Among NBC’s years broadcasting the sport since the lockout (2006-present), 2014 saw the second-most watched postseason on record. They averaged 1.445 million viewers, down just a tick from 2013’s 1.471 million. On record (the records go back to 1994), only 2013, 1996 and 1997 were higher rated in broadcast and cable combined.
In a cable only sense, NBCSN and CNBC averaged 1.098 million viewers. That’s the most-watched Stanley Cup Playoffs since 1997, when ESPN and ESPN2 averaged 1.211 million.
Hockey fans often bemoan ESPN’s lack of interest, but that’s more than a handful of ESPN-exclusive postseasons that NBCSN and CNBC beat. Who needs ‘em?
So America is mostly doing fine, though the NHL is still at a certain “level” and there’s a ceiling that just hasn’t been broken yet. A promising sign might be taken from the Kings-Blackhawks Game 7, which was only out-drawn by the three Stanley Cup Final games on NBC for the most-watched hockey game of the season, and that includes the Olympics. The NHL is capable of building buzz, but it’s clear it needs games like that to deliver to see the numbers rise.
It is Canada where the uncertainty rises. CBC averaged 3.3 million viewers for the all-American Stanley Cup Final, about the same levels as last year’s. There wouldn’t be much to say about the state of Canadian hockey broadcasting if there weren’t a complete paradigm shift about to happen.

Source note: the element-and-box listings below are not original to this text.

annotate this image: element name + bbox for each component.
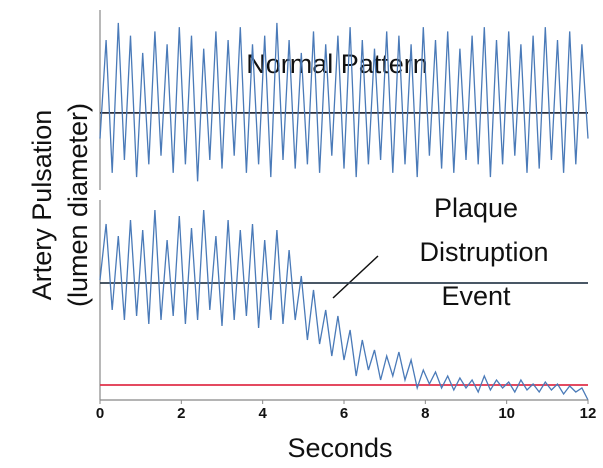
series-line [99, 22, 589, 182]
y-axis-label: (lumen diameter) [63, 103, 93, 307]
x-tick-label: 12 [580, 405, 597, 422]
x-tick-label: 8 [421, 405, 429, 422]
x-tick-label: 6 [340, 405, 348, 422]
annotation: Distruption [419, 237, 548, 267]
x-axis-label: Seconds [287, 433, 392, 463]
y-axis-label: Artery Pulsation [27, 110, 57, 301]
x-tick-label: 0 [96, 405, 104, 422]
annotation: Event [441, 281, 511, 311]
x-tick-label: 10 [498, 405, 515, 422]
annotation: Plaque [434, 193, 518, 223]
x-tick-label: 4 [258, 405, 267, 422]
series-line [99, 209, 589, 401]
x-tick-label: 2 [177, 405, 185, 422]
annotation-pointer [332, 255, 379, 299]
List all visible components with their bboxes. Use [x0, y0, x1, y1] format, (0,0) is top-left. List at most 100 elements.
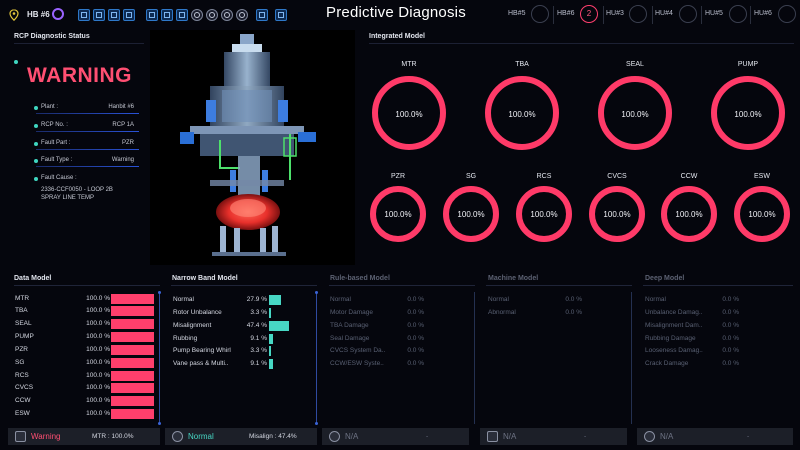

Yes, we’ve written a lot about the changeover from TSN and CBC to Rogers’ consortium (which will include a sort of neutered CBC in which hockey programming is controlled by Rogers and merely airs on the network) that is starting to create a sort of two-headed monster from both companies’ sets of talent.
The questions will turn to what ratings even mean for Canadian hockey broadcasts in the future. Rogers will air national games on potentially a half-dozen networks at the same time at 7 p.m. ET on a Saturday, and that’s just in English. Will they combine all of their networks’ ratings into one round Hockey Night in Canada number? Will they separate it? How will the creation of a Sunday night package dilute or enhance the HNIC brand? Will Sportsnet’s Wednesday night package match TSN’s? There’a lot of questions, and we probably won’t have definitive answers to them any time soon.
Now there’s something, isn’t it? The NHL’s television scenario in America is fine and dandy, with everything remaining pretty stable and everyone remaining happy from year-to-year. In Canada, however? Chaos may yet reign, and everything’s about to change. Canada and changes to hockey broadcasts do not mesh well, which is why Bob Cole is still working. Whether or not they accept this complete overhaul is a question for the long-term future.